By the time you hit 40 or 50, you’ll better appreciate the freedom that comes by deviating from the typical 9-5 work environment and be ready to move on to something you feel good about, even if there is little or no pay.
That passion might allow you to live a more simplified lifestyle in a less expensive part of the U.S., or even in another country.
FIRE advocates like money you earn regularly with little or no effort. Examples of passive income include rental real estate, dividend stocks, and bonds.
Suppose though that you don’t have much to invest right now? Here are two ideas to consider…
You can start off with a small amount and take advantage of a company’s dividend reinvestment plan, better known as a DRIP.
DRIPs are programs that allow investors to use dividends to buy additional whole or fractional shares direct from a company. The minimum investment in most plans is $250 or less. Moreover, you bypass the broker and the associated commissions.
Another low-cost idea for generating passive income is to rent out rooms in your home to students or visitors to your community.
Airbnb is one source that gives you a platform that will help you generate thousands a year in passive income.
Now for the part that many financial gurus and large financial institutions tend to skip over…
How You Spend
Great saving habits are the cornerstone of FIRE movement followers. Some, however, take thriftiness to what may be considered an extreme.
For instance, they might dumpster dive for produce or other food products. Or drive around town the night before trash pickup looking for useable items. Those with creative cooking skills and tough palates scout highways for fresh road kill.
You might not be into digging through other people’s trash or preparing possum on the half-shell (armadillo). Although, sharing a car with your spouse and eating more meals at home may be more to your liking and can help you on your path to monetary freedom.

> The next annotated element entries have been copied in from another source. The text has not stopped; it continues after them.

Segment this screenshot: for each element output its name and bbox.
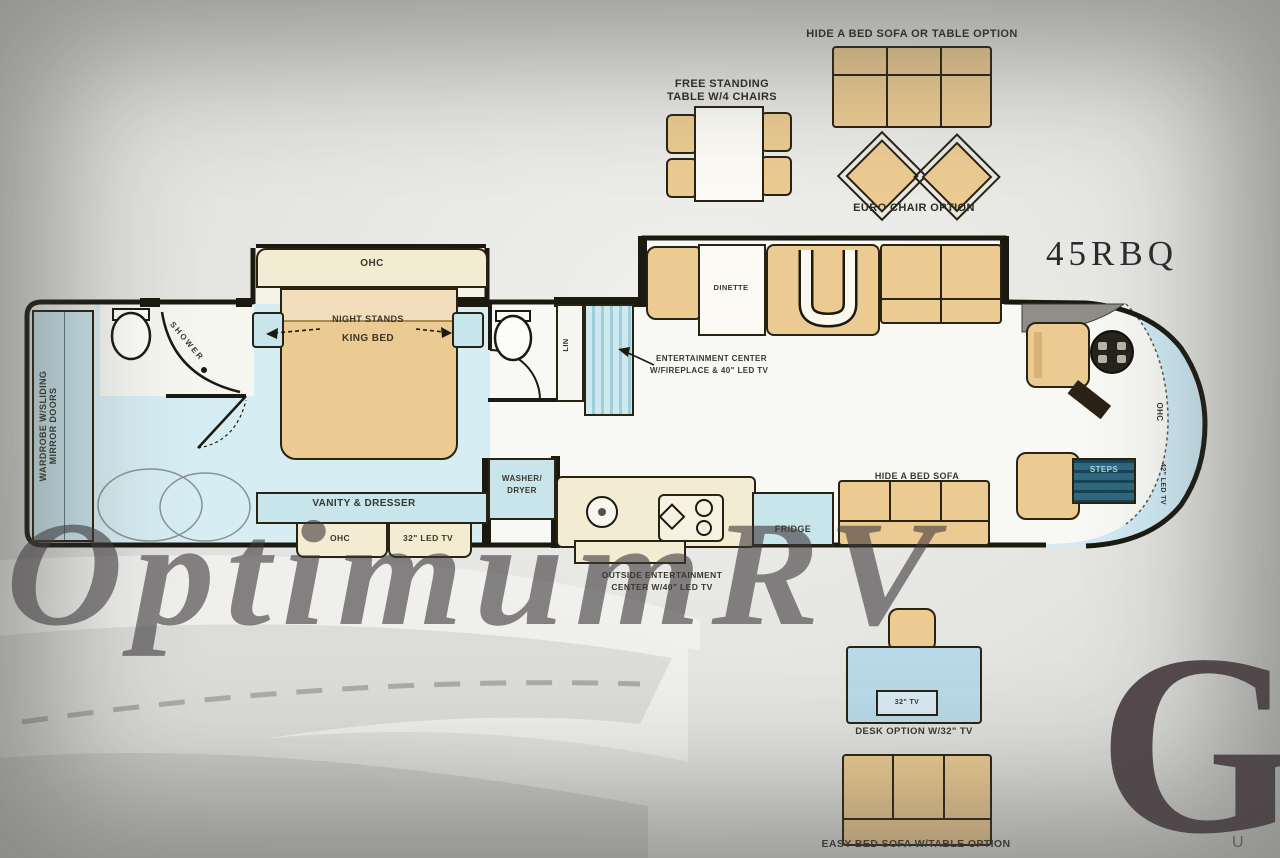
annotation-arrows bbox=[266, 327, 654, 365]
dealer-logo-letter: G bbox=[1098, 596, 1280, 858]
front-ohc-label: OHC bbox=[1155, 384, 1164, 440]
linen-label: LIN bbox=[561, 310, 570, 380]
table-caption-line1: FREE STANDING bbox=[675, 78, 769, 90]
easy-sofa-caption: EASY BED SOFA W/TABLE OPTION bbox=[822, 838, 1011, 850]
watermark: OptimumRV bbox=[6, 488, 947, 660]
front-tv-label: 42" LED TV bbox=[1159, 448, 1166, 520]
steering-wheel bbox=[1091, 331, 1133, 373]
entertainment-label-line2: W/FIREPLACE & 40" LED TV bbox=[650, 366, 768, 375]
washer-label-line1: WASHER/ bbox=[502, 474, 542, 483]
dinette-label: DINETTE bbox=[714, 283, 749, 292]
detail-layer bbox=[0, 0, 1280, 858]
hide-a-bed-label: HIDE A BED SOFA bbox=[875, 471, 959, 481]
u-booth-channel bbox=[806, 250, 850, 320]
king-bed-label: KING BED bbox=[342, 333, 394, 344]
desk-caption: DESK OPTION W/32" TV bbox=[855, 726, 973, 737]
model-title: 45RBQ bbox=[1046, 234, 1178, 274]
night-stands-label: NIGHT STANDS bbox=[332, 314, 404, 324]
cockpit-console bbox=[1068, 380, 1112, 419]
euro-chair-caption: EURO CHAIR OPTION bbox=[853, 202, 975, 214]
steps-label: STEPS bbox=[1090, 465, 1118, 474]
bed-ohc-label: OHC bbox=[360, 258, 383, 269]
floorplan-canvas: STEPS 32" TV bbox=[0, 0, 1280, 858]
top-sofa-caption: HIDE A BED SOFA OR TABLE OPTION bbox=[806, 28, 1017, 40]
desk-tv-label: 32" TV bbox=[895, 699, 919, 706]
table-caption-line2: TABLE W/4 CHAIRS bbox=[667, 91, 777, 103]
corner-letter: U bbox=[1232, 834, 1244, 852]
entertainment-label-line1: ENTERTAINMENT CENTER bbox=[656, 354, 767, 363]
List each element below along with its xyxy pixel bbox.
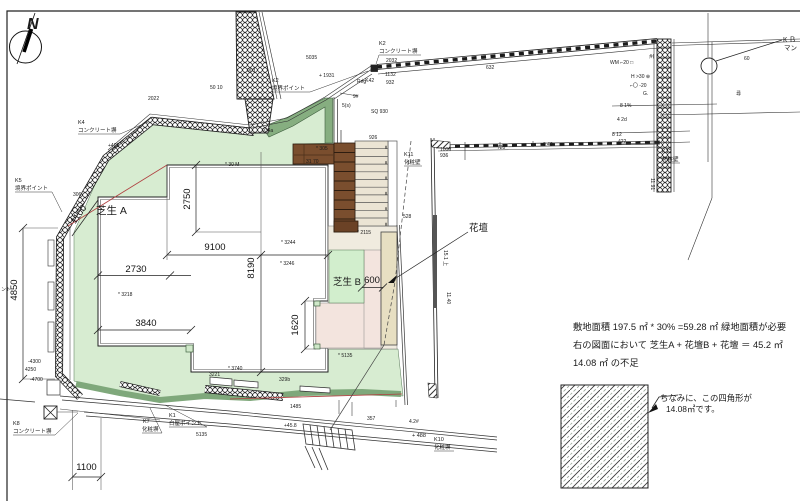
svg-text:G.: G. <box>643 91 648 97</box>
svg-text:4 2d: 4 2d <box>617 117 627 123</box>
svg-text:* 305: * 305 <box>316 146 328 152</box>
svg-text:* 2115: * 2115 <box>357 230 371 236</box>
svg-text:N: N <box>27 16 39 33</box>
svg-text:* 3218: * 3218 <box>118 292 133 298</box>
svg-text:化粧塀: 化粧塀 <box>434 443 451 451</box>
svg-text:720: 720 <box>497 145 506 151</box>
svg-text:15.1 上: 15.1 上 <box>442 250 449 266</box>
svg-text:白屋ポイント: 白屋ポイント <box>169 419 202 427</box>
svg-text:境界ポイント: 境界ポイント <box>272 84 305 92</box>
svg-text:9#: 9# <box>353 94 359 100</box>
svg-text:8 12: 8 12 <box>612 132 622 138</box>
svg-text:+ 1931: + 1931 <box>319 73 335 79</box>
svg-text:マン: マン <box>784 44 797 52</box>
svg-text:600: 600 <box>364 275 380 286</box>
svg-text:花壇: 花壇 <box>469 222 489 234</box>
svg-text:50 10: 50 10 <box>210 85 223 91</box>
svg-text:化粧壁: 化粧壁 <box>662 155 679 163</box>
svg-text:5135: 5135 <box>196 432 207 438</box>
svg-text:528: 528 <box>403 214 412 220</box>
svg-text:* 3246: * 3246 <box>280 261 295 267</box>
svg-text:422: 422 <box>618 139 627 145</box>
svg-text:* 5135: * 5135 <box>338 353 353 359</box>
svg-text:1132: 1132 <box>385 72 396 78</box>
svg-text:* 3740: * 3740 <box>228 366 243 372</box>
svg-text:コンクリート塀: コンクリート塀 <box>379 47 418 55</box>
svg-text:* 3244: * 3244 <box>281 240 296 246</box>
svg-text:11.40: 11.40 <box>445 292 451 304</box>
svg-text:К Ｂ: К Ｂ <box>783 36 796 44</box>
svg-text:31 70: 31 70 <box>306 159 319 165</box>
svg-text:1100: 1100 <box>76 462 96 473</box>
svg-text:4.2#: 4.2# <box>409 419 419 425</box>
svg-text:芝生 A: 芝生 A <box>96 204 127 217</box>
svg-text:K12: K12 <box>662 149 672 155</box>
svg-text:-4700: -4700 <box>30 377 43 383</box>
svg-text:K11: K11 <box>404 152 413 158</box>
svg-text:K8: K8 <box>13 421 20 427</box>
svg-text:* 30 M: * 30 M <box>225 162 239 168</box>
svg-text:2730: 2730 <box>125 264 146 275</box>
svg-text:306: 306 <box>73 192 82 198</box>
svg-text:11.91: 11.91 <box>649 178 655 190</box>
svg-text:州: 州 <box>649 54 654 60</box>
svg-text:右の図面において 芝生A + 花壇B + 花壇 ＝ 45.: 右の図面において 芝生A + 花壇B + 花壇 ＝ 45.2 ㎡ <box>573 339 784 350</box>
svg-text:ちなみに、この四角形が: ちなみに、この四角形が <box>660 393 752 403</box>
svg-text:K10: K10 <box>434 437 444 443</box>
svg-text:1620: 1620 <box>290 314 301 335</box>
svg-text:K4: K4 <box>78 120 85 126</box>
svg-text:+45.8: +45.8 <box>284 423 297 429</box>
svg-text:3221: 3221 <box>209 372 220 378</box>
svg-text:敷地面積 197.5 ㎡ * 30% =59.28 ㎡ 緑地: 敷地面積 197.5 ㎡ * 30% =59.28 ㎡ 緑地面積が必要 <box>573 321 786 332</box>
svg-text:+ 488: + 488 <box>412 433 426 439</box>
svg-text:5(s): 5(s) <box>342 103 351 109</box>
svg-text:4250: 4250 <box>25 367 36 373</box>
svg-text:境界ポイント: 境界ポイント <box>15 184 48 192</box>
svg-text:3840: 3840 <box>135 318 156 329</box>
svg-text:K7: K7 <box>143 419 150 425</box>
svg-text:コンクリート塀: コンクリート塀 <box>13 427 52 435</box>
svg-text:8 1%: 8 1% <box>620 103 632 109</box>
svg-text:9100: 9100 <box>204 242 225 253</box>
svg-text:化粧塀: 化粧塀 <box>142 425 159 433</box>
svg-text:2032: 2032 <box>386 58 397 64</box>
svg-text:2750: 2750 <box>182 188 193 209</box>
svg-text:化粧壁: 化粧壁 <box>404 158 421 166</box>
svg-text:K5: K5 <box>15 178 22 184</box>
svg-text:+ K42: + K42 <box>361 78 374 84</box>
svg-text:357: 357 <box>367 416 376 422</box>
svg-text:⌐〇 -20: ⌐〇 -20 <box>630 83 647 89</box>
svg-text:8190: 8190 <box>246 257 257 278</box>
svg-text:K2: K2 <box>272 78 279 84</box>
svg-text:2022: 2022 <box>148 96 159 102</box>
svg-text:WM ⌐20 □: WM ⌐20 □ <box>610 60 633 66</box>
svg-text:尋: 尋 <box>736 91 741 97</box>
svg-text:14.08 ㎡ の不足: 14.08 ㎡ の不足 <box>573 358 639 368</box>
svg-text:芝生 B: 芝生 B <box>333 276 361 288</box>
svg-text:632: 632 <box>486 65 495 71</box>
svg-text:+403: +403 <box>108 143 119 149</box>
svg-text:932: 932 <box>386 80 395 86</box>
svg-text:934a: 934a <box>262 128 273 134</box>
svg-text:0 40: 0 40 <box>543 142 553 148</box>
svg-text:329b: 329b <box>279 377 290 383</box>
svg-text:コンクリート塀: コンクリート塀 <box>78 126 117 134</box>
svg-text:936: 936 <box>440 153 449 159</box>
svg-text:1485: 1485 <box>290 404 301 410</box>
svg-text:60: 60 <box>744 56 750 62</box>
svg-text:H >30 ⊕: H >30 ⊕ <box>631 74 650 80</box>
svg-text:926: 926 <box>369 135 378 141</box>
svg-text:ント: ント <box>1 287 11 293</box>
svg-text:SQ 930: SQ 930 <box>371 109 388 115</box>
svg-text:-4300: -4300 <box>28 359 41 365</box>
svg-text:903: 903 <box>247 68 256 74</box>
svg-text:5035: 5035 <box>306 55 317 61</box>
svg-text:14.08㎡です。: 14.08㎡です。 <box>666 404 720 414</box>
svg-text:K1: K1 <box>169 413 176 419</box>
svg-text:K2: K2 <box>379 41 386 47</box>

Avoid Inflating Your Standard of Living
Learning to live below your means can give you that extra money you need to save aggressively.
Still, many Americans are tempted to buy a fancier car or go on a spending spree when they receive a raise, bonus, or other boost in income.
Before falling into that trap, remember that the pleasures of driving a new $40,000+ SUV will soon disappear. While the satisfaction of successfully investing that $40,000 and watching it grow, will stick with you.
Pay off All Debt
The S&P 500 has averaged an approximate 10% return over the past 90 years. Although there’s no guarantee it’ll do the same down the road.
On the other hand, credit card interest can run 15% or higher. Interest rates for student loans, car loans, and home mortgages can be considerable lower.
However, you have to pay interest charges regularly… no matter what the stock market is doing.
So it doesn’t make much sense to invest stocks until you get those debts out of the way.
Two Possible Downsides to the Fire Plan
The first is that you’ll likely lose any group health insurance you have from your employer if you jump out of the workforce early. That means you’ll have to buy coverage or pay out of pocket for medical care. Another option is to go offshore if you need an expensive procedure.
The second is that your Social Security benefits will take a hit.
But as long as you had worked the 10-year minimum, you’ll be eligible for a benefit.
It’s not something I would count on in its present form anyway since the system is on shaky grounds and set to be broke by 2035 as indicated in its latest annual report.
Of course you could fail to save enough and have to work longer than hoped. And you always have the option to decide the FIRE lifestyle is not for you. You may even be one of the lucky few who find a career you truly love while you’re in your 20’s or 30s.
The gigantic upside…
Leading the happiest, most satisfying life possible.
So are you willing to do what it takes to achieve that sort of financial freedom — your independence date — by the time you’re in your 40s or 50s?
A few simple habits, like turbo-charging your savings and chopping spending, may seem like a small price to pay — and it could be one of the wisest investments you’ll ever make.